By 2011, there were a total of 1034 Technology Business Incubators across China, including 336 as National incubators, hosting nearly 60,000 companies. (20 percent of the National Incubators were privately-run and their percentage is steadily increasing.) In recent years Business Incubators have developed into diverse models. For example, the Ministry of Education and the Ministry of Science and Technology teamed up to put 45 incubators in universities. There are close to 100 specialized incubators for companies founded by returned overseas Chinese scientists and engineers. There are a dozen sector-specific incubators (a Biomedicine Incubator in Shanghai, Advanced Material Incubator in Beijing, a Marine Technology Incubator in Tianjin, etc.) These incubators are mostly clustered in the eastern coastal regions, and disproportionately target TMT (Technology Media and Telecom) and Biotech.
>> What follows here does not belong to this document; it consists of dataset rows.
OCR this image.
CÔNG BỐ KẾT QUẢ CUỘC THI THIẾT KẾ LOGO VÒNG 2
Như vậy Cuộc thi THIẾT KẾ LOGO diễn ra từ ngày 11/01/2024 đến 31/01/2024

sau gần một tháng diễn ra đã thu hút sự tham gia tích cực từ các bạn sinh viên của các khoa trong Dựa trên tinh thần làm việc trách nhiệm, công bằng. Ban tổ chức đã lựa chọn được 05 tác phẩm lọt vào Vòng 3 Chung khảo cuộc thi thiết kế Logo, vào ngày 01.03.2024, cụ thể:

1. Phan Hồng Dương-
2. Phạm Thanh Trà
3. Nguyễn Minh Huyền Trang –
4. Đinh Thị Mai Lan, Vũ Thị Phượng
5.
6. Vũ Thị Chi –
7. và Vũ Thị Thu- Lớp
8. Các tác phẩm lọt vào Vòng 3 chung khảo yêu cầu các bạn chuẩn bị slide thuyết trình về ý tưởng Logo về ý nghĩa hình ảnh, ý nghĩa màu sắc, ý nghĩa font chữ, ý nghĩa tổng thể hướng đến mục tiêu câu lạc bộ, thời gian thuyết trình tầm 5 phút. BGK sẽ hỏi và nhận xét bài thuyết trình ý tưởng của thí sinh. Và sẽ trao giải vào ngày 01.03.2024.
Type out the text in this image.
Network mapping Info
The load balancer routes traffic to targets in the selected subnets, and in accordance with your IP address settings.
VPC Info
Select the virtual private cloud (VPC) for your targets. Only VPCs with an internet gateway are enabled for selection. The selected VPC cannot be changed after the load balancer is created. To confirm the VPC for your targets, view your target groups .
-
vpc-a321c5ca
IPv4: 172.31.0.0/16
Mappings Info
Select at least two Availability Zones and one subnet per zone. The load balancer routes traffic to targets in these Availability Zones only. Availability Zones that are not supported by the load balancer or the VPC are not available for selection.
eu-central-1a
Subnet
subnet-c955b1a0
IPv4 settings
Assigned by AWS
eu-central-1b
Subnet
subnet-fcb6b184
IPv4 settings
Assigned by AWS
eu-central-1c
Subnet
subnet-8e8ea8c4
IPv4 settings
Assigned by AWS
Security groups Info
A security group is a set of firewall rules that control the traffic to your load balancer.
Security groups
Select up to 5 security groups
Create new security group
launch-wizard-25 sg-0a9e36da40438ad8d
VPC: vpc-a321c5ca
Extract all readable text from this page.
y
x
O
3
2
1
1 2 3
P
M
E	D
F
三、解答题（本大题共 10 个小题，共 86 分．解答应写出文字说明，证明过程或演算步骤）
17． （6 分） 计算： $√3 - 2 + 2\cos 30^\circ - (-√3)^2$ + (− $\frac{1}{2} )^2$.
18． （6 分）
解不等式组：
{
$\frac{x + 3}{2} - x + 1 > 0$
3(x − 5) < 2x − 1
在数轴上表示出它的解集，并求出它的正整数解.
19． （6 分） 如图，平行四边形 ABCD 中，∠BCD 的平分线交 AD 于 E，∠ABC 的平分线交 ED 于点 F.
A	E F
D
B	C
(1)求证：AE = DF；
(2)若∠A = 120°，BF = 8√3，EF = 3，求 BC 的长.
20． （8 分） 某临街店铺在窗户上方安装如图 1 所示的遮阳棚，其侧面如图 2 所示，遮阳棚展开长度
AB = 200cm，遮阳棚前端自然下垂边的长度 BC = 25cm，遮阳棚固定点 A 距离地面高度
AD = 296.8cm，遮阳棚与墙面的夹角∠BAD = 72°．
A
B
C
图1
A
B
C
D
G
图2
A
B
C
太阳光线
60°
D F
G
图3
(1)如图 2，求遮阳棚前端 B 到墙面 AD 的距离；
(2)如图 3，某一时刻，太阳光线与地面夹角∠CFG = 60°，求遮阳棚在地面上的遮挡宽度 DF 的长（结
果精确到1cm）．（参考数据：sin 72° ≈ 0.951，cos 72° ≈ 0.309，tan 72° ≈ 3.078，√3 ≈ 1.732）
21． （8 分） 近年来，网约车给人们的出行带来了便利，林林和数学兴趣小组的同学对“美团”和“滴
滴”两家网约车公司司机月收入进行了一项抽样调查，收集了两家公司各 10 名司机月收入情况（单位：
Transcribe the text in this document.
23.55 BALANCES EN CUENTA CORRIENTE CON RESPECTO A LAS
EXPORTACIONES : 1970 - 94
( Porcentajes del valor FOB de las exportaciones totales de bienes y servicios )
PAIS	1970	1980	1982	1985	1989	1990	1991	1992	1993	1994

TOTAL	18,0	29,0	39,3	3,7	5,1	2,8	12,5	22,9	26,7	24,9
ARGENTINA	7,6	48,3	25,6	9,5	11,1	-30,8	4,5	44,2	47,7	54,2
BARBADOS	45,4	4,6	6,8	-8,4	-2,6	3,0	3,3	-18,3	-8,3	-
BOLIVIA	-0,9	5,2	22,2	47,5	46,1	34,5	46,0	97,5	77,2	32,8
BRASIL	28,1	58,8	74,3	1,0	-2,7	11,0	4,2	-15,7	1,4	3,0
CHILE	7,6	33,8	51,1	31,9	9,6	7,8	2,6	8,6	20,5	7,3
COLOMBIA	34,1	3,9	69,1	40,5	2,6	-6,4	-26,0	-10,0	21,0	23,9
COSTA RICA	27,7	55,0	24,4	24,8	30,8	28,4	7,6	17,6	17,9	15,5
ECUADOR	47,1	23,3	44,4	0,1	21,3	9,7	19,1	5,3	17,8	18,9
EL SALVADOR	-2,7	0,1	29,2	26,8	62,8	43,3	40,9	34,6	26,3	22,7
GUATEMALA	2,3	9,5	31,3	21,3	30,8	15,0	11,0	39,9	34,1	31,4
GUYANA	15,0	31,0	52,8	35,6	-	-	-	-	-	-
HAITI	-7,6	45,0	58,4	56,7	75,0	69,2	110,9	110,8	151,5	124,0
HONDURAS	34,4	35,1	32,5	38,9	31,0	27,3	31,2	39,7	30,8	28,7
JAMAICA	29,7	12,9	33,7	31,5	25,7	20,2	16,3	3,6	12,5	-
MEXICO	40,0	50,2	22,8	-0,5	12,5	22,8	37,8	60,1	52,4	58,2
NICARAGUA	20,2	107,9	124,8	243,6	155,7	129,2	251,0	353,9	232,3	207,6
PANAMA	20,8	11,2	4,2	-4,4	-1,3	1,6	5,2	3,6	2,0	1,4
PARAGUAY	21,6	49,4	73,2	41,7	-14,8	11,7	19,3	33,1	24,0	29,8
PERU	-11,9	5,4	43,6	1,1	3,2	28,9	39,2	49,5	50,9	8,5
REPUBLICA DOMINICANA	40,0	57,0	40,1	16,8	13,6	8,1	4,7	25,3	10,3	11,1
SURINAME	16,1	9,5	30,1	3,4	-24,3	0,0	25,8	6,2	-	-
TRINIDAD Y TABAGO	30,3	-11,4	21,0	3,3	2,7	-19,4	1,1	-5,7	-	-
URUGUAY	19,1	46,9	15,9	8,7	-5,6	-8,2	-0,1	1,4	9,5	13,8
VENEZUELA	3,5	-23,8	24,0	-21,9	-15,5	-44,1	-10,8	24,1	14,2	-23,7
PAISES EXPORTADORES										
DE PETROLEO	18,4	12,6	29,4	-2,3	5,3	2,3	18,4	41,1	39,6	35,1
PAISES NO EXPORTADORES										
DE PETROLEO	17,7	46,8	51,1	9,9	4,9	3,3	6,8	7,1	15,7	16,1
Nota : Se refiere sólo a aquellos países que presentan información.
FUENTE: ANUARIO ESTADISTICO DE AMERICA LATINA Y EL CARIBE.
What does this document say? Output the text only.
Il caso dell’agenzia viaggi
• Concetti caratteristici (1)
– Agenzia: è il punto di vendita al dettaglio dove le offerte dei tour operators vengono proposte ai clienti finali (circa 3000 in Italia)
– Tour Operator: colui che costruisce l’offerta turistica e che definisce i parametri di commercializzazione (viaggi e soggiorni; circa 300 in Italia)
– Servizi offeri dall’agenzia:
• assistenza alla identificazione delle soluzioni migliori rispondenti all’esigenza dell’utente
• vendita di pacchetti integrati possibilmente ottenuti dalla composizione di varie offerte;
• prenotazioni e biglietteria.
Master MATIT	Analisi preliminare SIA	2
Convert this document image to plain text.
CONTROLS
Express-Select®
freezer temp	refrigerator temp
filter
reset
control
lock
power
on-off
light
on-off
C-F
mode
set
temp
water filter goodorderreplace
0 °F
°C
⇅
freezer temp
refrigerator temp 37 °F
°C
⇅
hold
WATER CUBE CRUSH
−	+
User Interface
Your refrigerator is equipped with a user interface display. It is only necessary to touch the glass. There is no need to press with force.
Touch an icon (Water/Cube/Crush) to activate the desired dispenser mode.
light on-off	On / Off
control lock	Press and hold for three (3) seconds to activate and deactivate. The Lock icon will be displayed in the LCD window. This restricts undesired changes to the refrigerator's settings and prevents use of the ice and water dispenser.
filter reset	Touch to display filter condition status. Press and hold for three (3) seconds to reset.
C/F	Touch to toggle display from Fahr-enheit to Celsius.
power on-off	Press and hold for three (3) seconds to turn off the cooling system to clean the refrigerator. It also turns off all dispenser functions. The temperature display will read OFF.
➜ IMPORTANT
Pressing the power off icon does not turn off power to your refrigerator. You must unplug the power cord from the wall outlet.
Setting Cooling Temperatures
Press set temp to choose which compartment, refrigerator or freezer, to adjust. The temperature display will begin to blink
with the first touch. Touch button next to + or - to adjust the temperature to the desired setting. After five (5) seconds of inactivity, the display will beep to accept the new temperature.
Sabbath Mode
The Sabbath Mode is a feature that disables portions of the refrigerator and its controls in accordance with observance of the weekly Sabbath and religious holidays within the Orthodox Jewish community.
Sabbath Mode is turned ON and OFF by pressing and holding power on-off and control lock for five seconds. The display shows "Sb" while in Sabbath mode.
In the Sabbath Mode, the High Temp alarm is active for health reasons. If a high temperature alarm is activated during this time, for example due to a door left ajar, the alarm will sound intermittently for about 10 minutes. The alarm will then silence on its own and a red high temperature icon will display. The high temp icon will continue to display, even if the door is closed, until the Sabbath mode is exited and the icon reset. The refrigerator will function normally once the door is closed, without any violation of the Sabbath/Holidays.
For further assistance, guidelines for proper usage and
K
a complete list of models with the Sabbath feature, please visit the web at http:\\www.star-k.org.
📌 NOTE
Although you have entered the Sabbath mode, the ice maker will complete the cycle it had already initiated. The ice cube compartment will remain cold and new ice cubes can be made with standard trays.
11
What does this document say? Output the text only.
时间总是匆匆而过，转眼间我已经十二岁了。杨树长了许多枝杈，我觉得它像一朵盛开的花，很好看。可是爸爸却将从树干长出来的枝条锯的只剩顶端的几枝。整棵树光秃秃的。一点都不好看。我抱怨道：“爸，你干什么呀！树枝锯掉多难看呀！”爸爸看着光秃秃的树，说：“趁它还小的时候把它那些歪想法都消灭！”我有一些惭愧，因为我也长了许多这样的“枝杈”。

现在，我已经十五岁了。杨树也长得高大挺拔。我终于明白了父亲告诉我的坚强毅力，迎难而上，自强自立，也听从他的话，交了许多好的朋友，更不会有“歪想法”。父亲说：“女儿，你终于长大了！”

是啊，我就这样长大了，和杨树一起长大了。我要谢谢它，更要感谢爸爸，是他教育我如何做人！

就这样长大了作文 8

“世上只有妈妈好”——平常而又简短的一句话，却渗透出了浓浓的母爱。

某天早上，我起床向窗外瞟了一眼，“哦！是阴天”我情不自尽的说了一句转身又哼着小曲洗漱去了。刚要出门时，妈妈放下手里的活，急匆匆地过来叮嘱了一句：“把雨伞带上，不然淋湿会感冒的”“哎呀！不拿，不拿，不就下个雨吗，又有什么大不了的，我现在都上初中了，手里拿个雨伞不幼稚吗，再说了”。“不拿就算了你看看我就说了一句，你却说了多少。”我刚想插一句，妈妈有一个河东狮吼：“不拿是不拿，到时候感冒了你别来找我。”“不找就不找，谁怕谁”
Some of the start-ups coming out of these incubators have become large international companies including Lenovo, Huawei, Suntech Power, etc.
Seed Funding (Innofund).
The best analog for China's InnoFund is the U.S. government's SBIR and STTR programs. Set up in 1999, Innofund offers grants ($150,000-$250,000), loan interest subsidies and equity investment. Innofund is designed to bridge early stage technology companies that have innovative technology and good market potential but are too early for commercial funding (banks or VCs.) Innofund applicants have to be in high-tech R&D, have less than 500 people, at least 30 percent of the employees have to be technical and the majority of the company owned by Chinese. The ultimate goal of Innofund is to get the start-ups far enough along in technology and market validation so other sources of financial capital (banks, VCs, corporate partners) will invest.
Since its establishment, there's been over 35,000 applications with 9,000 projects approved and close to a $1 billion allocated.
Most Venture Capitalists in China viewed the Innofund the same way most U.S. VC's treat the SBIR and STTR programs: They never heard of it, or they think it takes too much time to apply for too little money. And with the same complaints -- tedious, relationship-driven application process, bureaucratic reporting requirements, and outcomes often measured in quantity and not quality. However, for start-ups who have gotten an Innofund grant, it does provide the same positive cachet as an SBIR and STTR grant -- the government has reviewed your technology and thought it was worthy.
Venture Guiding Fund
In 2007 the Ministries of Science and Finance raised the stakes to get VCs focused on funneling more VC money into growing start-ups; they set up a Venture Guiding Fund. The Venture Guiding Fund invests directly into VC funds, co-invests with VCs, and covers some VC bets. It does this with four programs: 1) A fund of funds, holding less than 25 percent equity in VC firms, requiring only a fixed rate return; 2) the fund will co-invest with other VC firms matching up to 50 percent of other VC firm's equity investment or a maximum of $500K; 3) Risk subsidies for VC firms, where the fund will be compensated for the cost and loss of VC firms which have made investments in technology-based start-ups; and 4) Grants for portfolio reserves, where the fund will provide grants for technology-based start-ups which are being incubated and coached by VC firms.
Part 3, the next post, describes the rise of Chinese venture capital.
- The Torch Program is the world's largest "let's engineer entrepreneurial clusters" experiment
- Torch has four major parts: Clusters, Business Incubators, Seed Funding, and Funds to support Venture Capital firms
- Torch was the rare government program that was run like a start-up -- iterating and pivoting as it learned and discovered.